Visage de l’Homme saisi dans sa stricte essence, le masque n’est pas un simple objet. Il est le symbole d’une substance spirituelle. Intercesseur entre le monde des hommes et le monde de l’invisible, il possède le langage silencieux des vœux perdus, des prières entendues, des histoires au-delà du colonial, de la vérité des esprits qui parlent. Si nous revenons ici sur cette exposition, c’est que nous pensons qu’elle mérite amplement visite, étant présentée encore tout ce mois de juillet. Elle nous plonge dans les mondes méconnus des ethnies Sénoufo, Lobi mais aussi des Dan ou des Dogons. Sans surprise, on retrouve principalement dans cette exposition des personnages anthropomorphes, avec la prédominance des masques, -à but sacré-, ou des représentations profanes de demi-dieux ou d’hommes. Faisant la part belle à la sculpture récente des XIXe et XXe siècles, elle se veut didactique et offre un large panorama d’une pratique artistique encore très vivace, nous le verrons par la suite.
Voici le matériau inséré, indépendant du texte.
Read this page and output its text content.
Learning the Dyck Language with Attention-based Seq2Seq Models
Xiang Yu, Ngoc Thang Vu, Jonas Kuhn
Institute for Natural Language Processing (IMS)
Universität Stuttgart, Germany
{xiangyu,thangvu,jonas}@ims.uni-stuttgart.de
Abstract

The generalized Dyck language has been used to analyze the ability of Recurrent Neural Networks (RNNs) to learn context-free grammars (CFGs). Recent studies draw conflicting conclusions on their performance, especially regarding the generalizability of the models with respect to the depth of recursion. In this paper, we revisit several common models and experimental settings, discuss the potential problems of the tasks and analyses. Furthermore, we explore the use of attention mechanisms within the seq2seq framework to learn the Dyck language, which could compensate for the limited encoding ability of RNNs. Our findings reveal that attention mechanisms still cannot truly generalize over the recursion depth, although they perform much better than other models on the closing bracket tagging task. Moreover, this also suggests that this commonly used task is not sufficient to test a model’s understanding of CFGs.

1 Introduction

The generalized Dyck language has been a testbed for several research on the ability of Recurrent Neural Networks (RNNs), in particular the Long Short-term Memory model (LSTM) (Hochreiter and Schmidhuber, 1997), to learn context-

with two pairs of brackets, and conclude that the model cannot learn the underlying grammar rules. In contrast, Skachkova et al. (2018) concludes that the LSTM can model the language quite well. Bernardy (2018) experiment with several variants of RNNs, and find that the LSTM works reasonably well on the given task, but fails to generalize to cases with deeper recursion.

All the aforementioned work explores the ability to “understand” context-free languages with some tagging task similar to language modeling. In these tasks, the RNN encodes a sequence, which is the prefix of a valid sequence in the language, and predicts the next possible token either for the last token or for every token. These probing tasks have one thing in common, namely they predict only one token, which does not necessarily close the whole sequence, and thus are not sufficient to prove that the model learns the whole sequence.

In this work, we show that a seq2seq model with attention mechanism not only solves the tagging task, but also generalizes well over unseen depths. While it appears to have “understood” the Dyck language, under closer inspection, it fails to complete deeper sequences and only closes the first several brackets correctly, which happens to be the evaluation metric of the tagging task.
La première partie de l’exposition balaye la diversité des productions, selon la géographie des ethnies d’Afrique de l’Ouest. Elle permet ainsi de se plonger dans un univers oscillant -le spectateur le perçoit rapidement- entre inscription dans une quotidienneté et retranscription d’une spiritualité. Assurant une meilleure connaissance des savoirs techniques, une deuxième partie médiane se caractérise par une salle consacrée aux outils et aux works in progress. Laquelle donne à voir aux visiteurs un artisanat spécifique, qui a su se hisser au rang d’art. La vision purement esthétique est néanmoins ici un temps écartée, afin de donner aux visiteurs une meilleure idée de la place que les sculptures, qui paraissent parfois répétitives et produites en série, ont réellement dans les sociétés dont elles sont issues. Le tissage, le travail de l’or et des bijoux et des poteries par les femmes sont également évoqués dans cette partie de l’exposition. Dans le même souci de recontextualisation, des vidéos récentes permettent de voir in situ la fabrication des sculptures et leur utilisation, par exemple lors de cérémonies rituelles. Les films ethnographiques présentés, datant du début du XXe siècle, montrent quant à eux les masques portés en contexte cérémoniel. Et si l’exotisation des personnes filmées n’est pas absente, ces images restent des documents d’archives précieux.

Des trois parties de l’exposition, la dernière est la plus spectaculaire.  Comme pour les premières salles, un beau fond rouge met en valeur les sculptures, souvent en bois foncé, parfois polies par un vernis, ou un frottage, -et qui va parfois jusqu’à leur donner un aspect laqué, elles-mêmes tirant alors sur le rouge.  Les statues et masques anthropomorphes sont présentés sur de hauts socles, sous verre, et forment d’impressionnantes rangées de figures mystérieuses. Le visiteur peut alors se laisser aller à une déambulation purement esthétique, les œuvres étant regroupées par régions et selon les différentes attributions à tel ou tel « maître », mais dans une belle continuité visuelle. Enfin, pour terminer ce tour d’une exposition s’inscrivant dans une démarche très scientifique (le commissariat en a été assuré par Eberhard Fischer et Lorenz Homberger du Rietberg Museum de Zürich où elle a d’abord été présentée, ainsi qu’au Kunst-und Ausstellungshalle der Bundesrepublik Deutschland de Bonn avant d’arriver à Paris), une salle en forme d’appendice met en scène des œuvres d’art contemporain. Des artistes ivoiriens évoquent la société actuelle, aussi bien que l’histoire de leurs ancêtres, comme avec cette œuvre remarquable de Jems Robert Koko Bi, Diaspora II. Il apparaît alors que si les hommes ne font que passer sur terre, l’art dans ses formes inépuisables demeure ; et que si les hommes disparaissent, les statues vivent encore.

 

Informations pratiques :

 

Musée du Quai Branly
37, quai Branly (Paris 7e)

Jusqu’au 26 juillet 2015
Du mardi au dimanche, de 11h à 19h
Nocturnes les jeudis, vendredis et samedis jusqu’à 21h

 

Etudiante en histoire de l’art, je cultive Paris depuis que je l’habite, de façon permanente, depuis deux ans déjà. Je vous parlerai de ce que j’y vois, de ma sympathie pour les choses plus ou moins « culturellement identifiables ». Je passe plusieurs fois dans la semaine vérifier si Hippomène poursuit toujours Atalante, que jamais il ne rattrapera, tout figé dans le marbre qu’il est, cour Marly, au Louvre. Vous pouvez donc souvent me trouver dans les musées, en compagnie du SMV, nom de code du groupe « Un Soir, un Musée, un Verre », à Orsay, dans les galeries d’art, à la Fondation Cartier… Ou tout à fait ailleurs. Car « la vraie vie …»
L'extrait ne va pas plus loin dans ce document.